A such, Thom’s hundreds of tweets somehow don’t feel overwhelming in my already crowded feed. They feel like structural feature, or a pleasing background hum, and together create a vivid, if refracted, rendering of a man I’ve never met. He tests both the functional and expressive limits of Twitter. He has a sense of humor about it all, of course. Here’s the video he created to tease his 200,000th tweet:
But it’s clear that Twitter is a deeply important part of his life. “I’m probably part Twitter, yeah. A few people told me they can’t conceive of me as a person that sleeps or eats breakfast or gets annoyed because the bus is late.” Without Twitter, he says “I’d have to find some other abstract outlet to communicate Me to whoever is interested.”

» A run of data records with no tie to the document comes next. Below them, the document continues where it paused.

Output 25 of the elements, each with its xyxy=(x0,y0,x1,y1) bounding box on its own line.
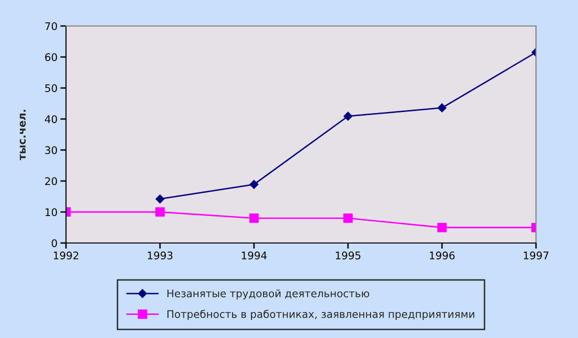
point xyxy=(343,214,353,223)
legend-label: Потребность в работниках, заявленная предприятиями xyxy=(167,310,474,320)
point xyxy=(156,194,164,204)
x-tick-label: 1993 xyxy=(148,252,172,260)
point xyxy=(155,207,165,217)
point xyxy=(438,103,446,112)
y-tick-label: 40 xyxy=(44,115,57,124)
y-axis-title: тыс.чел. xyxy=(20,110,26,160)
y-tick-label: 20 xyxy=(45,177,57,186)
y-tick-label: 60 xyxy=(45,53,57,62)
y-tick-label: 10 xyxy=(46,208,57,216)
x-tick-label: 1997 xyxy=(524,252,548,260)
x-tick-label: 1996 xyxy=(430,252,455,260)
y-tick-label: 30 xyxy=(45,146,57,154)
point xyxy=(437,222,447,232)
y-tick-label: 50 xyxy=(45,84,57,92)
x-tick-label: 1995 xyxy=(336,252,360,260)
y-tick-label: 0 xyxy=(52,239,57,248)
point xyxy=(344,112,352,121)
legend-label: Незанятые трудовой деятельностью xyxy=(167,289,370,300)
x-tick-label: 1992 xyxy=(54,252,78,260)
point xyxy=(249,214,259,223)
point xyxy=(250,180,258,189)
x-tick-label: 1994 xyxy=(242,252,267,260)
y-tick-label: 70 xyxy=(45,22,57,30)
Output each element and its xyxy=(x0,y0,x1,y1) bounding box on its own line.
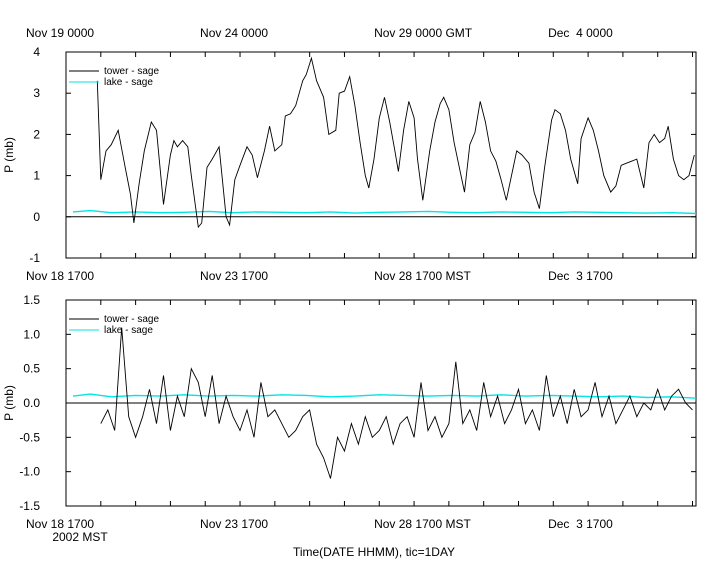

It’s all a bit less strange than it may sound. Thom is an IT professional so he’s used to sitting in front of his computer for most of the day, which anyone with a computer-centric job can surely sympathize with. I don’t produce nearly the number of tweets he does, but I bet I read just as many.
Thom recently quit his job, which he says he thought make him tweet a bit less. “But,” he says, “I don’t think I am.”